Zawahał się w odpowiedzi. Jednak drzwi frontowe otworzyły się, a do środka weszła Waleria ze swoimi siostrami. Widząc strużki brudnej wody które teraz płynęły jej do stóp, można było rzec, że była wściekła. Zacisnęła jednak usta uśmiechając się sztucznie. 

- Omińcie ją moje drogie, proszę do salonu.

Kobiety po drodze witając się z Zaynem przeszły do pomieszczenia.

- Mówiłam byś posprzątała. - syknęła idąc powoli przez kałużę wody. Antonia spuściła wzrok.

- Mamo to ja zr...

- Idź do ciotek. - spojrzała na syna. - A z tobą sierotko porozmawiam później.

Antonietta wbrew pozorom sprzątała bardzo długo tą rozlaną wodę. Okazało się, że ściekła też schodami na dolne piętro. Kiedy jednak ściereczkami polerowała płytki Zayn nie odrywał od niej wzroku. Jednym uchem wlatywało mu, co mówiły kobiety obok, a drugim wylatywało. Bardziej interesował się istotą, która podczas pracy bardzo wyginała swoje ciało. Poczuł potrzebę dotknięcia jej po plecach, czy ramionach. Chciał zapleść jej włosy w warkocz, przed którym tak się wzbrania. 

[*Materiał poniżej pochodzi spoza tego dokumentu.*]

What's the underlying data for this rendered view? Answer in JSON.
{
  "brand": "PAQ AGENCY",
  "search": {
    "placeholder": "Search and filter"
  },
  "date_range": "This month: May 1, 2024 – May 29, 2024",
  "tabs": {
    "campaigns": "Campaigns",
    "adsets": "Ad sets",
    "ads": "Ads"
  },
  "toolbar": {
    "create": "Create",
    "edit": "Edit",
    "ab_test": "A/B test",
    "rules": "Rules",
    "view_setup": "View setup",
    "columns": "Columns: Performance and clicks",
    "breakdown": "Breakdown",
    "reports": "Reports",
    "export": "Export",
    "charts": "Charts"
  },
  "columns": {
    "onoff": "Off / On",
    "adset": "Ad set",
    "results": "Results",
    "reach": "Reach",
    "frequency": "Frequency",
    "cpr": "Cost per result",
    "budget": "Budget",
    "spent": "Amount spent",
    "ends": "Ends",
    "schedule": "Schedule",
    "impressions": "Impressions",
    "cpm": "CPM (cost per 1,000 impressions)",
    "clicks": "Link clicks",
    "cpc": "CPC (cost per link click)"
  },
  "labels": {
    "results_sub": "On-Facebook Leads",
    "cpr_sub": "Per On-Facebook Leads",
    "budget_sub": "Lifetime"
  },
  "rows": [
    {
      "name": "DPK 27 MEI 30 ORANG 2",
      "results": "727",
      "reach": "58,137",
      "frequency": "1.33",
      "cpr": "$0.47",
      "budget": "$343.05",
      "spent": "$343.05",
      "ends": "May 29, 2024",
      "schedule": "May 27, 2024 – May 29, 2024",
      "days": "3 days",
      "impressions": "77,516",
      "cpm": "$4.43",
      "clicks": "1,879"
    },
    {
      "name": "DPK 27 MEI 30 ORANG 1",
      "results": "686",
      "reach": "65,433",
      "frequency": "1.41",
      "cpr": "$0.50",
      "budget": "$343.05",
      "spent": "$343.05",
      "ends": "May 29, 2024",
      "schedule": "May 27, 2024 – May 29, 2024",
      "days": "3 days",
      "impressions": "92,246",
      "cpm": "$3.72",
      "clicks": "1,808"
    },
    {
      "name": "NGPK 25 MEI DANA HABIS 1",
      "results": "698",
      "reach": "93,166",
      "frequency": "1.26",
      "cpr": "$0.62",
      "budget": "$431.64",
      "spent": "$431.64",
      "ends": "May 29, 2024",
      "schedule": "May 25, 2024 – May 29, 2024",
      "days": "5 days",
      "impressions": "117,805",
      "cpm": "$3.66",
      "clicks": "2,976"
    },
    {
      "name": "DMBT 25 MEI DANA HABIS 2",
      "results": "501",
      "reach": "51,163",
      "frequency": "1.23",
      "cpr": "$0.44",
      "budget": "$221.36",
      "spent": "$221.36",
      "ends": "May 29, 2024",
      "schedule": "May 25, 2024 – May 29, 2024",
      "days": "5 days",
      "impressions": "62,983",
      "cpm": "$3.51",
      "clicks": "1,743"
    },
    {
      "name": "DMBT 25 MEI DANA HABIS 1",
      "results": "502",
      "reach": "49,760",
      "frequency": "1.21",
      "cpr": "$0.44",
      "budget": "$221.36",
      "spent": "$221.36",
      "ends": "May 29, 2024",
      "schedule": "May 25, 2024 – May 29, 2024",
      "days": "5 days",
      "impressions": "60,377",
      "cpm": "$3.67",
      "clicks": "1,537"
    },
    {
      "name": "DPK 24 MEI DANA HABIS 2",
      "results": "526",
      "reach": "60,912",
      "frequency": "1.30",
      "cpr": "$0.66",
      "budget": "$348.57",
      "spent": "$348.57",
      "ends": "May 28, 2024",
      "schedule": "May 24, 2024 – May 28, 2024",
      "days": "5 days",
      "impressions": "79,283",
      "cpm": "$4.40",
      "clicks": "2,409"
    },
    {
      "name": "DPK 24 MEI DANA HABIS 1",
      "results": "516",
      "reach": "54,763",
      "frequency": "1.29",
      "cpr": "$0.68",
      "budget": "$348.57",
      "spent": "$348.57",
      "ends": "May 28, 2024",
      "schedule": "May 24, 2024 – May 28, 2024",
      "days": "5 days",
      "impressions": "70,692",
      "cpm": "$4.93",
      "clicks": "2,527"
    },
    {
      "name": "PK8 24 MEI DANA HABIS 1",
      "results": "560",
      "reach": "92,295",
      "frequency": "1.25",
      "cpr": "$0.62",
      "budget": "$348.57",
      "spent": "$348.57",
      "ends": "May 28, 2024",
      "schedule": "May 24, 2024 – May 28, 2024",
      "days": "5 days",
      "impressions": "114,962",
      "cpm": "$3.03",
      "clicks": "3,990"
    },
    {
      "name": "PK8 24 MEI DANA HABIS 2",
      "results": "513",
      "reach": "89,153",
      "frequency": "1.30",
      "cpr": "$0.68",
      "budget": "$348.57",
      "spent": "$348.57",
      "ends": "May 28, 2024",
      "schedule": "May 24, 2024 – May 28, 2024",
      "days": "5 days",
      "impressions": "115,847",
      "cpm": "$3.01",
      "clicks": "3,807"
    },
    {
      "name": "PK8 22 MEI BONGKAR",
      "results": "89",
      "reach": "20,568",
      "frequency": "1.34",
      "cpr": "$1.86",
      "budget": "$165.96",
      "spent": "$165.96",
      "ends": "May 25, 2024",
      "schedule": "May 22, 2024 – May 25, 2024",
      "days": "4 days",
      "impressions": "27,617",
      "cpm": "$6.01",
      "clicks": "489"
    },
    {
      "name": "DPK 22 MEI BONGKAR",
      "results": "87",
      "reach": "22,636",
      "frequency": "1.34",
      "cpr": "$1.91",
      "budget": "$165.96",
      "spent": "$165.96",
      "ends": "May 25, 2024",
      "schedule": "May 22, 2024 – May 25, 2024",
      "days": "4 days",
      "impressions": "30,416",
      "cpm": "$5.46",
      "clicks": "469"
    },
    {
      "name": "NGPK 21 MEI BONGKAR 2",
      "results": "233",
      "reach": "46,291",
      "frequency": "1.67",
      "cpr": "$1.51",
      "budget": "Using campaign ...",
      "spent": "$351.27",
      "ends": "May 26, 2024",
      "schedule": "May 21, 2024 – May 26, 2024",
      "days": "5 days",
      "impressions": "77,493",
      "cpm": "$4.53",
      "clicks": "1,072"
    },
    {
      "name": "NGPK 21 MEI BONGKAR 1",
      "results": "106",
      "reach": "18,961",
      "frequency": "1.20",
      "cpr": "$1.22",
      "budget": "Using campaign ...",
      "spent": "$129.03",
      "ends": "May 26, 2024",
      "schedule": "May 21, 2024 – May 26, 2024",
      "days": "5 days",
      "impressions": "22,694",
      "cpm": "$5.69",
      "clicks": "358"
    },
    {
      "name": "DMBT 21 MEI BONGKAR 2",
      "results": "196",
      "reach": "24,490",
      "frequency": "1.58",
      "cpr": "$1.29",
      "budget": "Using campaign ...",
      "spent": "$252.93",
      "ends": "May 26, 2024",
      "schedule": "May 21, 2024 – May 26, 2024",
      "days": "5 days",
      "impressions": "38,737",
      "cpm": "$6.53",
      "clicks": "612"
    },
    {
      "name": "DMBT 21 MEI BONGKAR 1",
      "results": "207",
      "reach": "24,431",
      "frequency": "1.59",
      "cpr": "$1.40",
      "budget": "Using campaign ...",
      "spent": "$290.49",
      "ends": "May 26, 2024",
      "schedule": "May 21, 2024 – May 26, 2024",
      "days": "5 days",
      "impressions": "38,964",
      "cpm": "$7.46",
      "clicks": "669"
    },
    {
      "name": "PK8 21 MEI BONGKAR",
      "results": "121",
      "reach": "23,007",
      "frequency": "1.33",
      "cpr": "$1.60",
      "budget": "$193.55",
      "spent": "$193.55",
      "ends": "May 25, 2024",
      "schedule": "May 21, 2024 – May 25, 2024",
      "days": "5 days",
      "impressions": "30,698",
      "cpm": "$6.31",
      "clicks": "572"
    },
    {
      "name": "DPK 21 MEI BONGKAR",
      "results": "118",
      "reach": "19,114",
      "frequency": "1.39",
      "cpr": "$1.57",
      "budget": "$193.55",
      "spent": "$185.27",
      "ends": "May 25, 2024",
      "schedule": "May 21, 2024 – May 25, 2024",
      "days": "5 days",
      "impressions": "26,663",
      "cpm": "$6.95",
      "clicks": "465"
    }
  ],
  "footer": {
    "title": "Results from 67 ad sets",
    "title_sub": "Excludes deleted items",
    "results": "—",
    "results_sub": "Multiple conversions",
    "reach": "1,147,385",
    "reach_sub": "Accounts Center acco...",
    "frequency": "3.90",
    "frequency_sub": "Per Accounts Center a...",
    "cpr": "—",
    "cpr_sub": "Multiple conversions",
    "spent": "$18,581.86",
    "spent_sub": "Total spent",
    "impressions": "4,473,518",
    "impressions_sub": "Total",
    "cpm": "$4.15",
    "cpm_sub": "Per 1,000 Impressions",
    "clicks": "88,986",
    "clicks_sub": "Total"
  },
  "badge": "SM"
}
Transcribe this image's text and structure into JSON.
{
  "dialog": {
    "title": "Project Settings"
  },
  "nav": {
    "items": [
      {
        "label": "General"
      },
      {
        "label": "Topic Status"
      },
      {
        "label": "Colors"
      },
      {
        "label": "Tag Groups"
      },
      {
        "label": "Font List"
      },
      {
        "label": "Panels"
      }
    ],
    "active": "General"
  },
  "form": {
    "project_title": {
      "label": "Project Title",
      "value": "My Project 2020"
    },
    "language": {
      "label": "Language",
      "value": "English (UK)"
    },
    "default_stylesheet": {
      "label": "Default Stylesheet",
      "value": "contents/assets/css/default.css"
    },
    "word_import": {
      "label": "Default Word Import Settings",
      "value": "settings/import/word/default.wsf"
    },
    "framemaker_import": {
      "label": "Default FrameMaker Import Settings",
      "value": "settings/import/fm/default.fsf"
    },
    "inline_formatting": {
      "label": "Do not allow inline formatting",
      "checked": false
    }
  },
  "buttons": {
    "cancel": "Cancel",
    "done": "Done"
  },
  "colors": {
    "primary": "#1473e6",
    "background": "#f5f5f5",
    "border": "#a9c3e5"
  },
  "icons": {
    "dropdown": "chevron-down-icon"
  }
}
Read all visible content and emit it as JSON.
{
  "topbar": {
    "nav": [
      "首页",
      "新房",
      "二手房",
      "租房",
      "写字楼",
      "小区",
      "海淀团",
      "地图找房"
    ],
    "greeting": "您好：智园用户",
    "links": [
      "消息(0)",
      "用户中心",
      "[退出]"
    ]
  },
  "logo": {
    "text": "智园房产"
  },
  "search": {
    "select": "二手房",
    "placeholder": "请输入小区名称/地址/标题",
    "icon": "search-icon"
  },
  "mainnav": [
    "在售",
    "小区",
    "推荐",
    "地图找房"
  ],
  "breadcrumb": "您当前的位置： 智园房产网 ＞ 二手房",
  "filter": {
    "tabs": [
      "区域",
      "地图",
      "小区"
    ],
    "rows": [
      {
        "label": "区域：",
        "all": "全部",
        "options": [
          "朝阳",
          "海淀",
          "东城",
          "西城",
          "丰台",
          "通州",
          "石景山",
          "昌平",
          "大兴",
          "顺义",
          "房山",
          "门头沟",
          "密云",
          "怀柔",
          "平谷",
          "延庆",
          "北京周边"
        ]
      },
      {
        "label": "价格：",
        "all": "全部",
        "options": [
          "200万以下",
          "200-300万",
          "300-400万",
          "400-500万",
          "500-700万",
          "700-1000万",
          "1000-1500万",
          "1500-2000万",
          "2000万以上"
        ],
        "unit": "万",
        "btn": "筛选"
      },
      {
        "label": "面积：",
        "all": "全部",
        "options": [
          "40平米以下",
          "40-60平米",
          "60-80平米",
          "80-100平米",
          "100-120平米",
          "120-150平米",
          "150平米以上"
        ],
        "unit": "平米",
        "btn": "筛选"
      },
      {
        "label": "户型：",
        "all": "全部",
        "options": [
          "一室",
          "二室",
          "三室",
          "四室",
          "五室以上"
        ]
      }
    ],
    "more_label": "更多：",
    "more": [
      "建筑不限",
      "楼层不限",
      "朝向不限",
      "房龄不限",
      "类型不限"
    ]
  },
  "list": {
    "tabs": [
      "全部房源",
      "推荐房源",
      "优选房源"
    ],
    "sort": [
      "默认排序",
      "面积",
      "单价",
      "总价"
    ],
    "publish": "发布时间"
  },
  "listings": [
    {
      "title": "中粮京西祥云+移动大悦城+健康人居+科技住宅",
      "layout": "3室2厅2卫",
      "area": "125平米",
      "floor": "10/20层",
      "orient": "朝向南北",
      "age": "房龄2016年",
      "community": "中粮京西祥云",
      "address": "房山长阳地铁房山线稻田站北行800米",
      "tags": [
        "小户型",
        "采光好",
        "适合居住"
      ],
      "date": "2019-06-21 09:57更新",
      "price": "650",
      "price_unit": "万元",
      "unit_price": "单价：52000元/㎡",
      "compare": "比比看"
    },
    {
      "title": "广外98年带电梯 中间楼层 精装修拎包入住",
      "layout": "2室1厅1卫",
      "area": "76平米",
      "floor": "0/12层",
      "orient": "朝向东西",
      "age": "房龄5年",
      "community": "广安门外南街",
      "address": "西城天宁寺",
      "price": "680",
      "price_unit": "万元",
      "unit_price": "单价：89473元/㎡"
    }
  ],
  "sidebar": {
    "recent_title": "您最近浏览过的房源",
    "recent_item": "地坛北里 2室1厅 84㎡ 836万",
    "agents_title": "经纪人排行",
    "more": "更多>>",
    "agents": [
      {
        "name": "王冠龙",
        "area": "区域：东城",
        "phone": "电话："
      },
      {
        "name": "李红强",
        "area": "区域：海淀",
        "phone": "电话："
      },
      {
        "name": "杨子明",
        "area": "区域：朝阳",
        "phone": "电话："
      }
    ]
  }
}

Nie wiedział czy dobrze czy źle, że dziewczyna odwróciła się w ich stronę i tuż obok schodów tarła ślady butów. Jej ręce wraz z piersiami poruszały się zgrabnie, dodając jej ciału wdzięku.

Zagryzł wargę.

Jeśli piękno jest to musi mieszkać w niej. Ona tańczy tak, a ja z rozkoszy drżę.